天才テリー伊藤対談「谷 隼人」(2)周りの人たちって大変でしたよね? (2/2ページ)
谷 いや、帰れないどころじゃないですよ。ホテルに帰っても、何しろコーヒーばっかり飲んでて寝ないんですから。健さん、1日に30杯以上飲むんです。
テリー アハハハハ、いちいちやっかいじゃないですか!
谷 でもね、テリーさん。それは俺たちが健さんを尊敬しているっていう前提があっての苦労ですから。俺が初めて健さんに出会ったのは「網走番外地荒野の対決」、俺が東映に入って2本目の撮影の時です。
テリー 谷さんもまだ駆け出しだ。
谷 19歳の時です。その撮影が全部終わって「ありがとうございました!」って挨拶して、パッと顔を上げたら健さんがいて「お疲れ。お前、金あるか」って言うんですよ。で、「あります!」と答えたら、「バカ野郎、格好つけんな」と言って2万円いただいたんですよ。言っときますけど、昭和41年の2万円ですからね。

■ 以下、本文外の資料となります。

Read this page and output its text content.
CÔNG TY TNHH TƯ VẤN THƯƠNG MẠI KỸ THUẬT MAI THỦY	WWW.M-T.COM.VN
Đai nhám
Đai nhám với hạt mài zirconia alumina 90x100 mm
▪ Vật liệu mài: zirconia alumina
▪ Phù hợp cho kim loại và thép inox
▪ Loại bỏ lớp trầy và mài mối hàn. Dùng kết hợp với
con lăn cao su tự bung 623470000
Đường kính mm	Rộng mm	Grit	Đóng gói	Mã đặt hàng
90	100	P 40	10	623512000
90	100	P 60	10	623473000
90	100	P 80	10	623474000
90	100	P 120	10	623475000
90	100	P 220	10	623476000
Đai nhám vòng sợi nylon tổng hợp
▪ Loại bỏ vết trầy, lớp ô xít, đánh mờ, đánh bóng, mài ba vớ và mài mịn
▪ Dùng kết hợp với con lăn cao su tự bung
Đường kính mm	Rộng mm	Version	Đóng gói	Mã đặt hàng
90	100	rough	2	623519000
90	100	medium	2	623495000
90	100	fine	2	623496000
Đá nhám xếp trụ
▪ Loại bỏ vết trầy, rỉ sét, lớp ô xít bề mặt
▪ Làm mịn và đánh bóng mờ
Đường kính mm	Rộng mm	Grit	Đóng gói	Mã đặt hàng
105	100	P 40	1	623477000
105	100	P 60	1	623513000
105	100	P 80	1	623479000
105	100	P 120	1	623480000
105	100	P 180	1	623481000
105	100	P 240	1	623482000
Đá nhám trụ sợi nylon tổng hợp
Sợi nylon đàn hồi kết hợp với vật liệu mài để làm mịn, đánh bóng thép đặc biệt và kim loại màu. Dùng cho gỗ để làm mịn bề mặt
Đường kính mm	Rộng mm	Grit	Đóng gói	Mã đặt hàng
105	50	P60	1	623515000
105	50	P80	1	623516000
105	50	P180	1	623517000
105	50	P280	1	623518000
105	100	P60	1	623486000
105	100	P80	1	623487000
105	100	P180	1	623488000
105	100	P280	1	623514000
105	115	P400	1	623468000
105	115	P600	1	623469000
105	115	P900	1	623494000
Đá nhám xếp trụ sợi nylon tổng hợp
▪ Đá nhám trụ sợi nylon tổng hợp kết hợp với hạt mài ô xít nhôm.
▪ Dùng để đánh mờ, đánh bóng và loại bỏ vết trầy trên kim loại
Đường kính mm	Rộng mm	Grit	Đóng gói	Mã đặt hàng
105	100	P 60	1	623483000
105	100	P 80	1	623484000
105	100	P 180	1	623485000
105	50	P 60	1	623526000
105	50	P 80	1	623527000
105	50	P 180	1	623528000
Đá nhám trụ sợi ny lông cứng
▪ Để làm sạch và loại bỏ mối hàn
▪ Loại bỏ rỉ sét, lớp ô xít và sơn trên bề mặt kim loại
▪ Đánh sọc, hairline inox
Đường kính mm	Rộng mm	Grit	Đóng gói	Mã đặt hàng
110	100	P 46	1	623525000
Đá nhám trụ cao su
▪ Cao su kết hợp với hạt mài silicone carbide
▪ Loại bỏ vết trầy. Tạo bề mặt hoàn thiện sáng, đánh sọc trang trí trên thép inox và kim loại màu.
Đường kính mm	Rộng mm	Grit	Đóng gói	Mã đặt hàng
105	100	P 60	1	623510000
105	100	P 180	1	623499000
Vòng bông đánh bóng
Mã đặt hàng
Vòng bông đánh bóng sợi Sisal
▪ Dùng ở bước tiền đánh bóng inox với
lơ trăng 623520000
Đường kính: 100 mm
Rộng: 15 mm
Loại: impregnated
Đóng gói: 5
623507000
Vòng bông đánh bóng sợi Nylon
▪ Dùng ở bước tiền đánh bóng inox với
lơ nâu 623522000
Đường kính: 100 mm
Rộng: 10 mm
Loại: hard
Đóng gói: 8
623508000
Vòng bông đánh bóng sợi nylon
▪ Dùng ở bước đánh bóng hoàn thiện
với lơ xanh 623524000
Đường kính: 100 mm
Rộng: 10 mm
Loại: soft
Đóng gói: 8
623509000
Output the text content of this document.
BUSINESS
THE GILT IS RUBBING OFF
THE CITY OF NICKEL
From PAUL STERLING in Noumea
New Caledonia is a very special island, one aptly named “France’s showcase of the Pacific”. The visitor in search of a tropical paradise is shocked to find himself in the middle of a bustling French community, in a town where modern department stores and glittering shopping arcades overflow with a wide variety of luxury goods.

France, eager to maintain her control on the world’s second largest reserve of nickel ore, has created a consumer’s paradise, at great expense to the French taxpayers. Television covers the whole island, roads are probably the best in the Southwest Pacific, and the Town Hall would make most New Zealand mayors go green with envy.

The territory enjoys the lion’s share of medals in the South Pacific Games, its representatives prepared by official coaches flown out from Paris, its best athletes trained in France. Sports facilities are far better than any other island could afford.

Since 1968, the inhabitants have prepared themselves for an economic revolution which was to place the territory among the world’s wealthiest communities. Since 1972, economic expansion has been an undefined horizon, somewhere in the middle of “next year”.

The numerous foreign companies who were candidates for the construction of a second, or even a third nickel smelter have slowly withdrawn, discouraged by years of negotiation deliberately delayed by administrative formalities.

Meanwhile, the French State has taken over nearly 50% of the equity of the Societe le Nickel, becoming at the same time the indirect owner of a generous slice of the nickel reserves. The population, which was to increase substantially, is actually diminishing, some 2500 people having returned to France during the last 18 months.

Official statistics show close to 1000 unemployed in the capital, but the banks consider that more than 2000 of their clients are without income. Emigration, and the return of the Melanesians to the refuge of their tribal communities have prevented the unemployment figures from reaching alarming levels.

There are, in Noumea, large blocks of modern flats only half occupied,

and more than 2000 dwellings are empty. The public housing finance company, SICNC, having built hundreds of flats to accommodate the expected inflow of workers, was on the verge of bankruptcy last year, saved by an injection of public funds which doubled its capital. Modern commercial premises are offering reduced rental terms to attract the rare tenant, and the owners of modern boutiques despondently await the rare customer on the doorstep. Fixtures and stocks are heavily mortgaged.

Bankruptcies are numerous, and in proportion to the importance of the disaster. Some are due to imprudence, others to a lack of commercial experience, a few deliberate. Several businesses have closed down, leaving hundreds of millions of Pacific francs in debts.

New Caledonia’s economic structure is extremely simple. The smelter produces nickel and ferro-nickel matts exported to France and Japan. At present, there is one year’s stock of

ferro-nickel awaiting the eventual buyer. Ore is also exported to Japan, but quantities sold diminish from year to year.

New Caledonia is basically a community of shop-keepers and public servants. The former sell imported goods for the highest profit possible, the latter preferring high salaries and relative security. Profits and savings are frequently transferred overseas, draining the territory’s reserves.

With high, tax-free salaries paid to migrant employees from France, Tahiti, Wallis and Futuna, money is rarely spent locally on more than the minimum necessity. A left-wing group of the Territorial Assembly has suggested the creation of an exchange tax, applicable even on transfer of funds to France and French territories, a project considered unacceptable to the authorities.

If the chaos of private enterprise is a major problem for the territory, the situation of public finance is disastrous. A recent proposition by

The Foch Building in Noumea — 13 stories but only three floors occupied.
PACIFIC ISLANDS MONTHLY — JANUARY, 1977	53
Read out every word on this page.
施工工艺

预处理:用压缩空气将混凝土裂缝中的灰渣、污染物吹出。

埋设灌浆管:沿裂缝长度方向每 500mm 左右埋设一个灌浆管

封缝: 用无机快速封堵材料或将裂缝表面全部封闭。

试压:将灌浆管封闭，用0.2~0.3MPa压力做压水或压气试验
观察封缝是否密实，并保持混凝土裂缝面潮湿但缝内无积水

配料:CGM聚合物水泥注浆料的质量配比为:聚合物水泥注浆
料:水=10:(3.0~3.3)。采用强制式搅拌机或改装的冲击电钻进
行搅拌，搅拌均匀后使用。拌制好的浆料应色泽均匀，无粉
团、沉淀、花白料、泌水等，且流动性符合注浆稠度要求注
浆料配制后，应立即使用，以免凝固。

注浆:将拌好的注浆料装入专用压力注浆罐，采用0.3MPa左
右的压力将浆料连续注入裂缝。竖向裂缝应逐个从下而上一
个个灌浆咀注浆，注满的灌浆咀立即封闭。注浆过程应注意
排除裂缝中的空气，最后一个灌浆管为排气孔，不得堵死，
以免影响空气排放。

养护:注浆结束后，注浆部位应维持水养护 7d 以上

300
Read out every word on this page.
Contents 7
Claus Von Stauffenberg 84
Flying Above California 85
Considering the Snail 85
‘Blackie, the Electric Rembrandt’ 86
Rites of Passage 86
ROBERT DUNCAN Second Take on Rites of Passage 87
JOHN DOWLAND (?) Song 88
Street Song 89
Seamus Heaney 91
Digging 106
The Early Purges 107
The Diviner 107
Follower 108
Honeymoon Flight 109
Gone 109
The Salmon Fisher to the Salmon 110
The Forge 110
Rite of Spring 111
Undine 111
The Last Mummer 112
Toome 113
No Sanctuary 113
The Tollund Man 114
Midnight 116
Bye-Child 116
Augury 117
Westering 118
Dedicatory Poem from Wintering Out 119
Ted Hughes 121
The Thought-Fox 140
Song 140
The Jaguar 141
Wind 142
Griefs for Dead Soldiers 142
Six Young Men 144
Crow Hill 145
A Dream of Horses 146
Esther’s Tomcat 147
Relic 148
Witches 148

テリー その頃の2万円ってえらい大金ですね。そりゃポンと渡されたら、ビックリしちゃうな。
谷 「うわ~っ!」と思いましたよ。正直言うと、冷蔵庫の支払いとかいろいろあるうえに、貯金もありませんでしたから(笑)。しかも、その渡し方がカッコよくてねェ。あと、大スターの嵐寛寿郎先生が健さんの控え室に来て「嵐寛寿郎です、よろしくお願いします」ってご挨拶されてるのを見ちゃいましたから。その時から、俺は健さんに夢中になってしまったんですよ。